Applied Programming/RegEx

From Wikiversity
Jump to navigation Jump to search

This lesson introduces regular expressions.

Objectives and Skills[edit | edit source]

Objectives and skills for this lesson include:

  • Understand regular expression use and syntax
  • Read directories and files
  • Apply regular expression processing to large data files

Readings[edit | edit source]

  1. Wikipedia: Regular expression
  2. Wikipedia: Metacharacter
  3. Wikipedia: Kleene star
  4. Wikipedia: Greedy algorithm
  5. Python for Everyone: Regular expressions

Multimedia[edit | edit source]

  1. YouTube: Regular Expressions
  2. YouTube: Matching Patterns
  3. YouTube: Matching Patterns part 2
  4. YouTube: Regex Pattern in Java
  5. YouTube: Regular Expressions (RegEx) Tutorial Playlist
  6. YouTube: Learn Regular Expressions: Groups

Examples[edit | edit source]

Activities[edit | edit source]

  1. Complete one or more of the following tutorials:
  2. Review Wikitech: Analytics/Archive/Data/Pagecounts-all-sites.

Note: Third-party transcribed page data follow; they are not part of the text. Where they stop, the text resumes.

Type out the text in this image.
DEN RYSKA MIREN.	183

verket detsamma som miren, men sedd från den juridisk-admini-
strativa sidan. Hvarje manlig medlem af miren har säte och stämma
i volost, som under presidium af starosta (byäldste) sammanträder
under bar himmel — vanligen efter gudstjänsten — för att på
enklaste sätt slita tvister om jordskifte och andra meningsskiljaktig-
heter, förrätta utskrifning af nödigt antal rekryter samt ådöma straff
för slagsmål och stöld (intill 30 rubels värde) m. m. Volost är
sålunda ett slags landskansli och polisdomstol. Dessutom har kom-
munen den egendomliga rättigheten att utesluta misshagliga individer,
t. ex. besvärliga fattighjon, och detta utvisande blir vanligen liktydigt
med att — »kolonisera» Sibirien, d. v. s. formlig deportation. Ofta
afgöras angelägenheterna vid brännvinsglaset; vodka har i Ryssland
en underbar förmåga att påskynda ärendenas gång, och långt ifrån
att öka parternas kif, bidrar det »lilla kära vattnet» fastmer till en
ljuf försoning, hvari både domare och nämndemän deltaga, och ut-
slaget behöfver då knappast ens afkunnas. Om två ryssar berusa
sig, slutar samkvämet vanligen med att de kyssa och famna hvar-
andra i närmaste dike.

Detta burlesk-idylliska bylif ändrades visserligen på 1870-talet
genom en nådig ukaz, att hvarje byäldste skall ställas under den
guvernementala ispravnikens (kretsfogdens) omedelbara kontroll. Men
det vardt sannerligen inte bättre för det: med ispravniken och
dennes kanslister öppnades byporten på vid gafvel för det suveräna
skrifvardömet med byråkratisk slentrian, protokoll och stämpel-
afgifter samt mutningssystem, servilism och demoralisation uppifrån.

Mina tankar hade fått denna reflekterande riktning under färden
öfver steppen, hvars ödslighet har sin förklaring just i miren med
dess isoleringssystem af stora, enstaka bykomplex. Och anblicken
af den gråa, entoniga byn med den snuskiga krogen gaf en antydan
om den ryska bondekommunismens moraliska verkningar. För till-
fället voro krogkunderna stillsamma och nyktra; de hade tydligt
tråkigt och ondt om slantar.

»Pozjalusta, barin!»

Use Wikimedia Dumps to download two files of hourly log data for all Wikimedia projects. The filename of each log file is in the format pageviews-yyyymmdd-hh0000. The format for each log file is:
        domain_code page_title count_views total_response_size
    Wikiversity's domain_code is en.v. Sample data files are available at Sample Data 1 and Sample Data 2. Write a program that reads all pageview log files in the current directory and uses RegEx groups to parse the data. For en.v records only, create a dictionary using page_title as the key and the sum of count_views as the value.
  3. After reading all files and summing count_views, display the top 100 pages and corresponding count_views sorted in descending order by count_views, and alphabetically in the case of a tie.
  4. The format for a page_title is Title[/Subpage...]. The title without subpages may be considered the overall learning project. Iterate over the dictionary and use RegEx to separate titles from subpages. Create a separate dictionary with a key for for each learning project and the sum of the page and its subpage count_views as the value. Display the top 100 learning projects and corresponding count_views sorted in descending order by count_views, and alphabetically in the case of a tie.
  5. For each of the above, use separate functions for each type of processing. Reuse functions where possible, such as in sorting and searching. Avoid using global variables by passing parameters and returning results. Include appropriate data validation and parameter validation. Add program and function documentation, consistent with the documentation standards for your selected programming language.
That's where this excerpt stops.